Was ich aber eigentlich erzählen will: Ich habe in meinem Leben schon überall in Nordafrika Kondome käuflich erworben, wie man im Kapitalismus so schön sagt. In Deutschland geht man dafür in den Supermarkt (und wundert sich über die limitierte Auswahl) oder in die Drogerie (und ärgert sich über die horrenden Preise) oder zum Automaten (der auch im Jahr 2022 weiterhin nur 2-Euro-Stücke nimmt, die man natürlich nie dabeihat). In Tunesien, Algerien, Ägypten und Marokko geht man für Kondomshopping in die Apotheke. Dort wird man als Kund*in schnell in mal unangenehme und mal erkenntnisreiche Gespräche verwickelt.

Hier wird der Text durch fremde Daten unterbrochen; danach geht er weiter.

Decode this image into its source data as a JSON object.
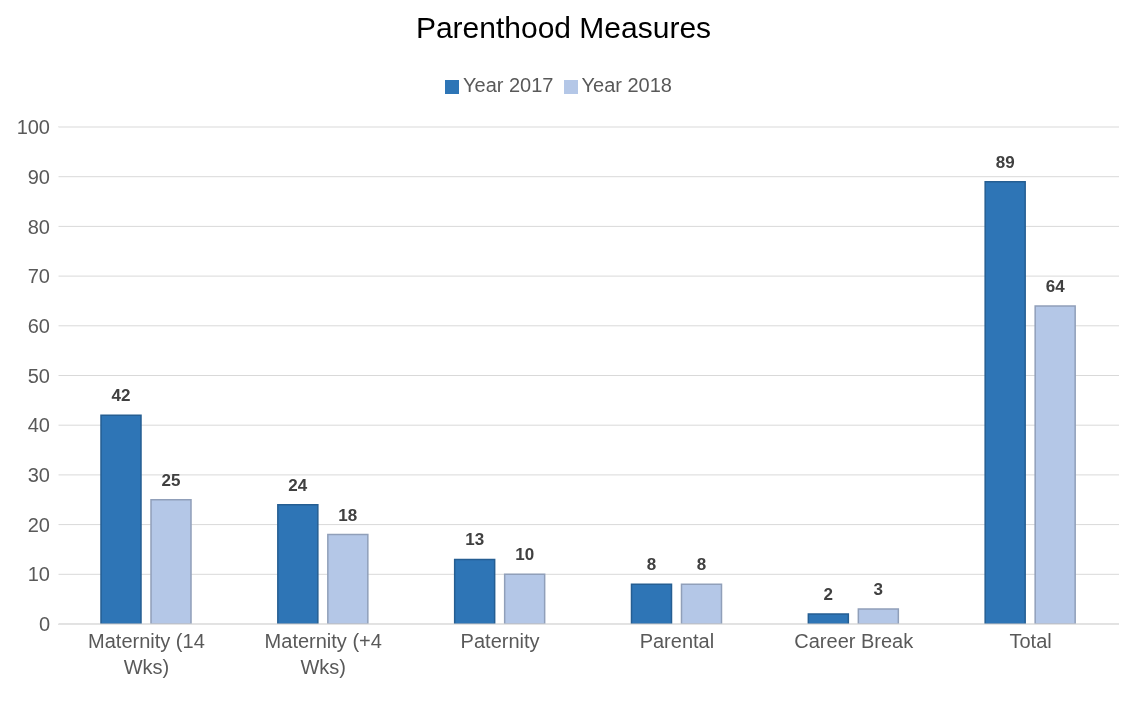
{
  "chart_data": {
    "type": "bar",
    "title": "Parenthood Measures",
    "categories": [
      "Maternity (14 Wks)",
      "Maternity (+4 Wks)",
      "Paternity",
      "Parental",
      "Career Break",
      "Total"
    ],
    "series": [
      {
        "name": "Year 2017",
        "color": "#2e75b6",
        "values": [
          42,
          24,
          13,
          8,
          2,
          89
        ]
      },
      {
        "name": "Year 2018",
        "color": "#b4c7e7",
        "values": [
          25,
          18,
          10,
          8,
          3,
          64
        ]
      }
    ],
    "ylim": [
      0,
      100
    ],
    "yticks": [
      0,
      10,
      20,
      30,
      40,
      50,
      60,
      70,
      80,
      90,
      100
    ],
    "grid": "y",
    "legend": "top",
    "data_labels": true
  }
}
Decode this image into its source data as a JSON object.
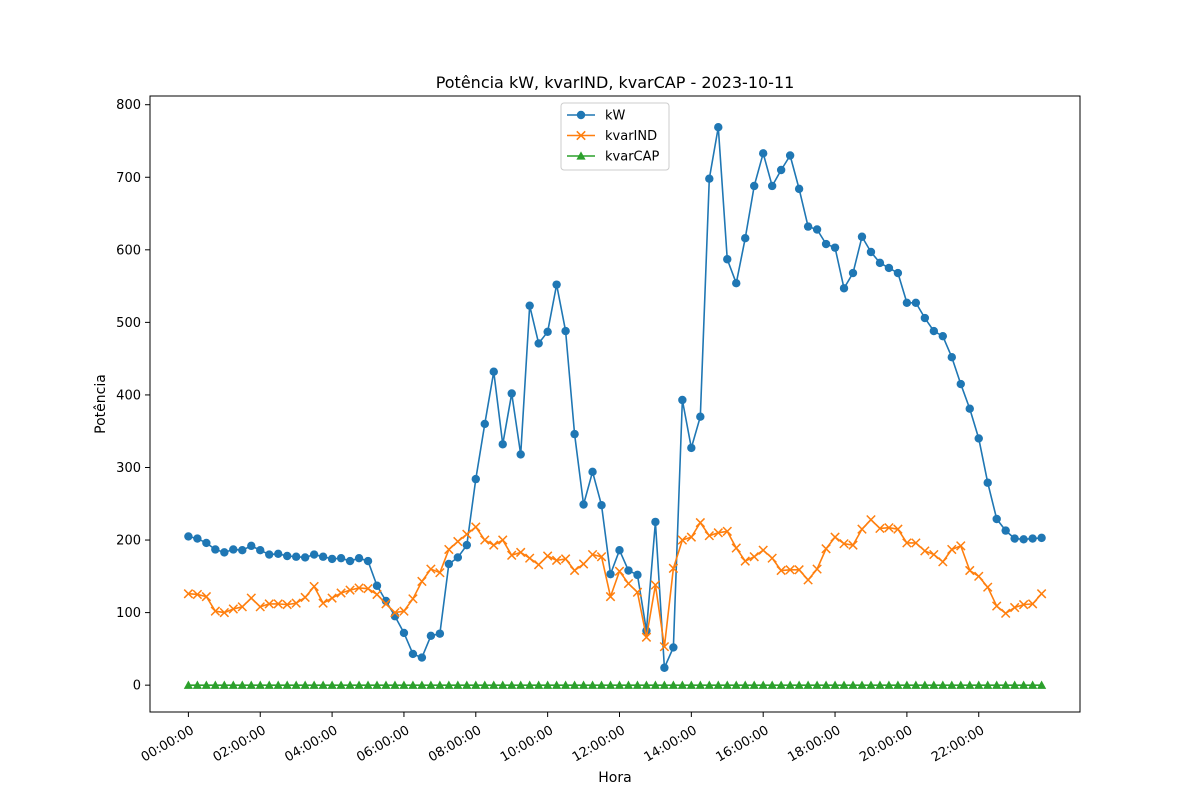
{
  "chart_data": {
    "type": "line",
    "title": "Potência kW, kvarIND, kvarCAP - 2023-10-11",
    "xlabel": "Hora",
    "ylabel": "Potência",
    "x_interval_minutes": 15,
    "x_tick_labels": [
      "00:00:00",
      "02:00:00",
      "04:00:00",
      "06:00:00",
      "08:00:00",
      "10:00:00",
      "12:00:00",
      "14:00:00",
      "16:00:00",
      "18:00:00",
      "20:00:00",
      "22:00:00"
    ],
    "y_ticks": [
      0,
      100,
      200,
      300,
      400,
      500,
      600,
      700,
      800
    ],
    "ylim": [
      -37,
      812
    ],
    "grid": false,
    "legend_position": "upper center",
    "series": [
      {
        "name": "kW",
        "color": "#1f77b4",
        "marker": "circle",
        "values": [
          205,
          202,
          196,
          187,
          183,
          187,
          186,
          192,
          186,
          180,
          181,
          178,
          177,
          176,
          180,
          177,
          174,
          175,
          171,
          175,
          171,
          137,
          116,
          95,
          72,
          43,
          38,
          68,
          71,
          167,
          176,
          193,
          284,
          360,
          432,
          332,
          402,
          318,
          523,
          471,
          487,
          552,
          488,
          346,
          249,
          294,
          248,
          153,
          186,
          158,
          152,
          75,
          225,
          24,
          52,
          393,
          327,
          370,
          698,
          769,
          587,
          554,
          616,
          688,
          733,
          688,
          710,
          730,
          684,
          632,
          628,
          608,
          603,
          547,
          568,
          618,
          597,
          582,
          575,
          568,
          527,
          527,
          506,
          488,
          481,
          452,
          415,
          381,
          340,
          279,
          229,
          213,
          202,
          201,
          202,
          203
        ]
      },
      {
        "name": "kvarIND",
        "color": "#ff7f0e",
        "marker": "x",
        "values": [
          126,
          125,
          122,
          102,
          100,
          105,
          108,
          120,
          108,
          112,
          112,
          111,
          113,
          121,
          136,
          113,
          120,
          127,
          131,
          134,
          133,
          125,
          112,
          100,
          102,
          119,
          143,
          160,
          155,
          187,
          198,
          208,
          218,
          200,
          193,
          200,
          179,
          183,
          175,
          166,
          178,
          172,
          174,
          158,
          167,
          180,
          177,
          122,
          157,
          140,
          128,
          66,
          138,
          53,
          161,
          200,
          204,
          224,
          206,
          210,
          212,
          189,
          171,
          177,
          186,
          175,
          158,
          159,
          159,
          145,
          160,
          188,
          204,
          195,
          193,
          215,
          228,
          216,
          217,
          215,
          196,
          196,
          185,
          180,
          170,
          187,
          192,
          158,
          150,
          135,
          109,
          99,
          107,
          111,
          112,
          126
        ]
      },
      {
        "name": "kvarCAP",
        "color": "#2ca02c",
        "marker": "triangle",
        "values": [
          0,
          0,
          0,
          0,
          0,
          0,
          0,
          0,
          0,
          0,
          0,
          0,
          0,
          0,
          0,
          0,
          0,
          0,
          0,
          0,
          0,
          0,
          0,
          0,
          0,
          0,
          0,
          0,
          0,
          0,
          0,
          0,
          0,
          0,
          0,
          0,
          0,
          0,
          0,
          0,
          0,
          0,
          0,
          0,
          0,
          0,
          0,
          0,
          0,
          0,
          0,
          0,
          0,
          0,
          0,
          0,
          0,
          0,
          0,
          0,
          0,
          0,
          0,
          0,
          0,
          0,
          0,
          0,
          0,
          0,
          0,
          0,
          0,
          0,
          0,
          0,
          0,
          0,
          0,
          0,
          0,
          0,
          0,
          0,
          0,
          0,
          0,
          0,
          0,
          0,
          0,
          0,
          0,
          0,
          0,
          0
        ]
      }
    ]
  }
}
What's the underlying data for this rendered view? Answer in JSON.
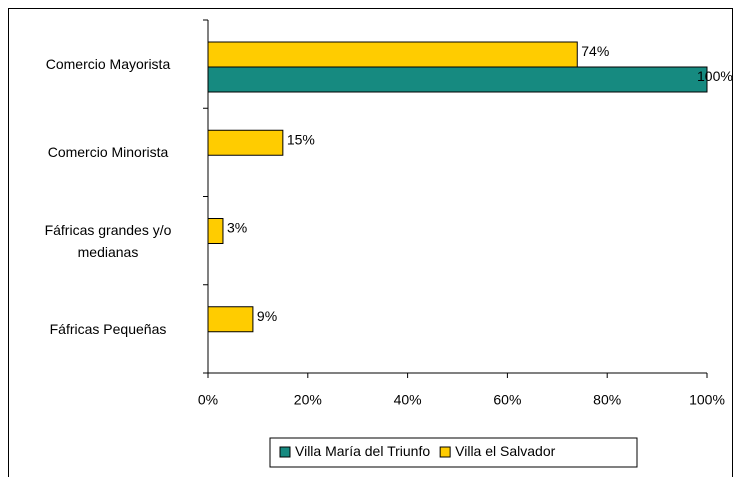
{
  "chart_data": {
    "type": "bar",
    "orientation": "horizontal",
    "categories": [
      "Comercio Mayorista",
      "Comercio Minorista",
      "Fáfricas grandes y/o medianas",
      "Fáfricas Pequeñas"
    ],
    "series": [
      {
        "name": "Villa María del Triunfo",
        "color": "#168a80",
        "values": [
          100,
          null,
          null,
          null
        ],
        "value_labels": [
          "100%",
          null,
          null,
          null
        ]
      },
      {
        "name": "Villa el Salvador",
        "color": "#ffcc00",
        "values": [
          74,
          15,
          3,
          9
        ],
        "value_labels": [
          "74%",
          "15%",
          "3%",
          "9%"
        ]
      }
    ],
    "xlim": [
      0,
      100
    ],
    "xticks": [
      {
        "value": 0,
        "label": "0%"
      },
      {
        "value": 20,
        "label": "20%"
      },
      {
        "value": 40,
        "label": "40%"
      },
      {
        "value": 60,
        "label": "60%"
      },
      {
        "value": 80,
        "label": "80%"
      },
      {
        "value": 100,
        "label": "100%"
      }
    ],
    "legend": "bottom"
  }
}
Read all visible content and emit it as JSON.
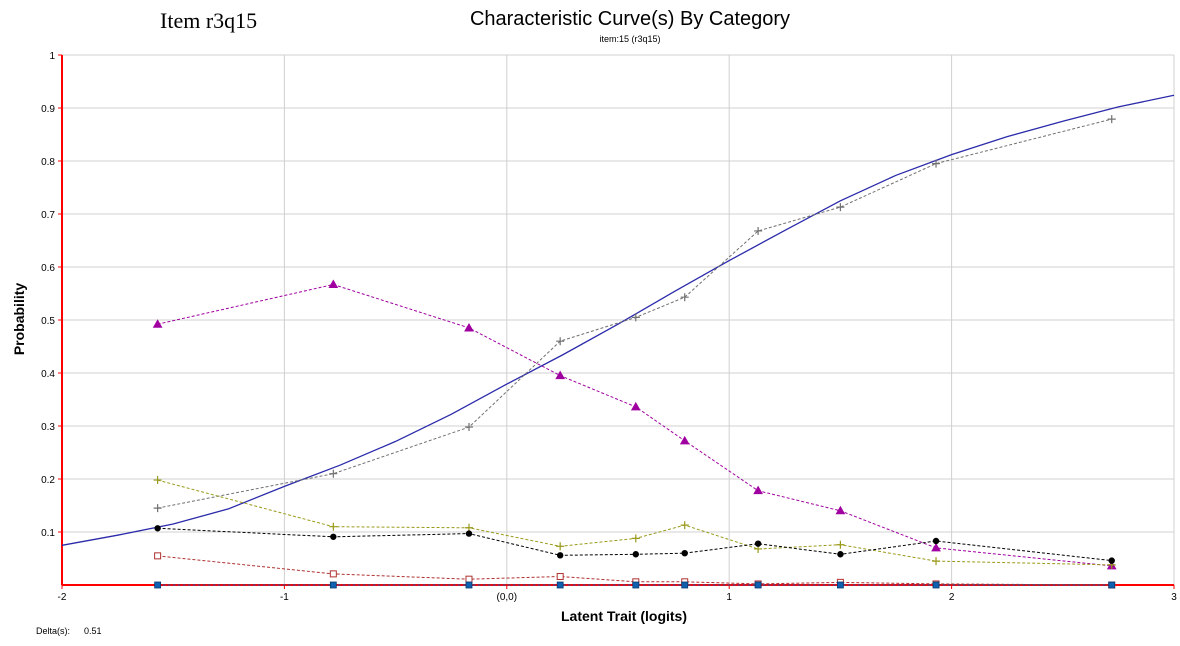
{
  "header": {
    "item_label": "Item r3q15",
    "title": "Characteristic Curve(s) By Category",
    "subtitle": "item:15 (r3q15)"
  },
  "footer": {
    "delta_label": "Delta(s):",
    "delta_value": "0.51"
  },
  "chart_data": {
    "type": "line",
    "title": "Characteristic Curve(s) By Category",
    "subtitle": "item:15 (r3q15)",
    "xlabel": "Latent Trait (logits)",
    "ylabel": "Probability",
    "xlim": [
      -2,
      3
    ],
    "ylim": [
      0,
      1
    ],
    "x_ticks": [
      -2,
      -1,
      0,
      1,
      2,
      3
    ],
    "x_tick_labels": [
      "-2",
      "-1",
      "(0,0)",
      "1",
      "2",
      "3"
    ],
    "y_ticks": [
      0.1,
      0.2,
      0.3,
      0.4,
      0.5,
      0.6,
      0.7,
      0.8,
      0.9,
      1
    ],
    "y_tick_labels": [
      "0.1",
      "0.2",
      "0.3",
      "0.4",
      "0.5",
      "0.6",
      "0.7",
      "0.8",
      "0.9",
      "1"
    ],
    "grid": true,
    "legend": "none",
    "model_curve": {
      "color": "#2b2baa",
      "x": [
        -2.0,
        -1.75,
        -1.5,
        -1.25,
        -1.0,
        -0.75,
        -0.5,
        -0.25,
        0.0,
        0.25,
        0.5,
        0.75,
        1.0,
        1.25,
        1.5,
        1.75,
        2.0,
        2.25,
        2.5,
        2.75,
        3.0
      ],
      "y": [
        0.075,
        0.094,
        0.115,
        0.144,
        0.186,
        0.226,
        0.271,
        0.322,
        0.379,
        0.434,
        0.492,
        0.553,
        0.612,
        0.669,
        0.725,
        0.773,
        0.812,
        0.846,
        0.875,
        0.902,
        0.924
      ]
    },
    "series": [
      {
        "color": "#707070",
        "marker": "plus",
        "x": [
          -1.57,
          -0.78,
          -0.17,
          0.24,
          0.58,
          0.8,
          1.13,
          1.5,
          1.93,
          2.72
        ],
        "y": [
          0.145,
          0.21,
          0.298,
          0.46,
          0.505,
          0.543,
          0.668,
          0.713,
          0.795,
          0.879
        ]
      },
      {
        "color": "#a000a0",
        "marker": "triangle",
        "x": [
          -1.57,
          -0.78,
          -0.17,
          0.24,
          0.58,
          0.8,
          1.13,
          1.5,
          1.93,
          2.72
        ],
        "y": [
          0.492,
          0.567,
          0.485,
          0.395,
          0.336,
          0.272,
          0.178,
          0.14,
          0.07,
          0.036
        ]
      },
      {
        "color": "#9a9a1a",
        "marker": "plus",
        "x": [
          -1.57,
          -0.78,
          -0.17,
          0.24,
          0.58,
          0.8,
          1.13,
          1.5,
          1.93,
          2.72
        ],
        "y": [
          0.198,
          0.11,
          0.108,
          0.073,
          0.088,
          0.113,
          0.068,
          0.076,
          0.045,
          0.038
        ]
      },
      {
        "color": "#000000",
        "marker": "circle",
        "x": [
          -1.57,
          -0.78,
          -0.17,
          0.24,
          0.58,
          0.8,
          1.13,
          1.5,
          1.93,
          2.72
        ],
        "y": [
          0.107,
          0.091,
          0.097,
          0.056,
          0.058,
          0.06,
          0.078,
          0.058,
          0.083,
          0.046
        ]
      },
      {
        "color": "#b03030",
        "marker": "square-open",
        "x": [
          -1.57,
          -0.78,
          -0.17,
          0.24,
          0.58,
          0.8,
          1.13,
          1.5,
          1.93,
          2.72
        ],
        "y": [
          0.055,
          0.021,
          0.011,
          0.016,
          0.006,
          0.006,
          0.002,
          0.005,
          0.002,
          0.0
        ]
      },
      {
        "color": "#1060b0",
        "marker": "square",
        "x": [
          -1.57,
          -0.78,
          -0.17,
          0.24,
          0.58,
          0.8,
          1.13,
          1.5,
          1.93,
          2.72
        ],
        "y": [
          0.0,
          0.0,
          0.0,
          0.0,
          0.0,
          0.0,
          0.0,
          0.0,
          0.0,
          0.0
        ]
      }
    ],
    "colors": {
      "axis": "#ff0000",
      "grid": "#d0d0d0"
    }
  }
}
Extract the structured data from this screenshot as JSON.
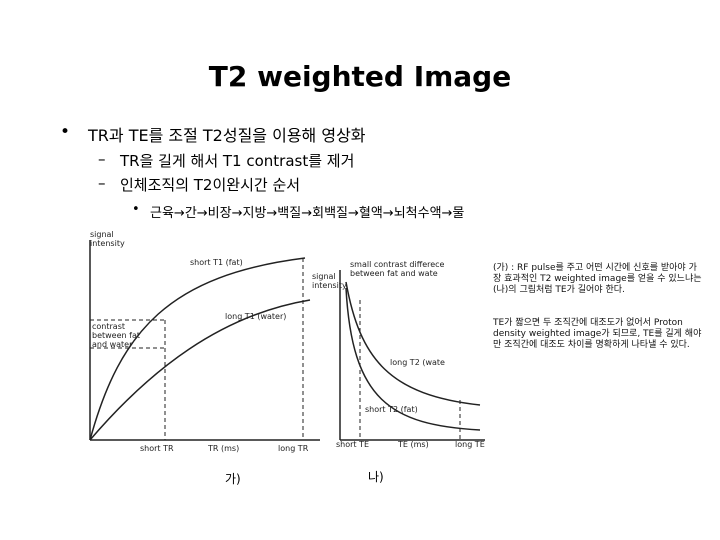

Die Sonne knallte erbarmungslos auf meinen Kopf, und ich irrte bei einer Recherche mitten in der Hauptstadt Tunesiens umher. Ich starrte - von der Hitze benommen - auf die Menschen, die an einer Tram-Haltestelle herumschwirrten. Im Geografieunterricht in Marokko hatte ich vier Fakten über sie gelernt: Die Tunesier*innen leben in einem kleinen Land, haben mit das höchste Pro-Kopf-Einkommen Nordafrikas, werden von einem autokratischen Polizeistaat unterdrückt, und sie können null kochen. Das mit der Autokratie war seit August 2013 fürs Erste Geschichte, der Rest stimmte.
Den Tunesier*innen wird auch nachgesagt, dass sie - gesellschaftlich betrachtet - besonders progressiv seien. Frauenrechte, Religionsfreiheit und sexuelle Befreiung: alles easy und viel besser als in so manchem Mitgliedsstaat der Europäischen Union, wie Polen zum Beispiel. Immerhin hatte Habib Bourguiba, Tunesiens erster Präsident nach der Unabhängigkeit von der französischen Besatzung, im Fastenmonat Ramadan tagsüber und öffentlich einen Orangensaft geschlürft und eine Zigarette dazu geraucht. Diese geschmacklich fragwürdige Kombination fand im Jahr 1958 statt. Zur damaligen Zeit undenkbar in einem anderen mehrheitlich muslimischen Land, heutzutage hier und da auf jeden Fall unmöglich.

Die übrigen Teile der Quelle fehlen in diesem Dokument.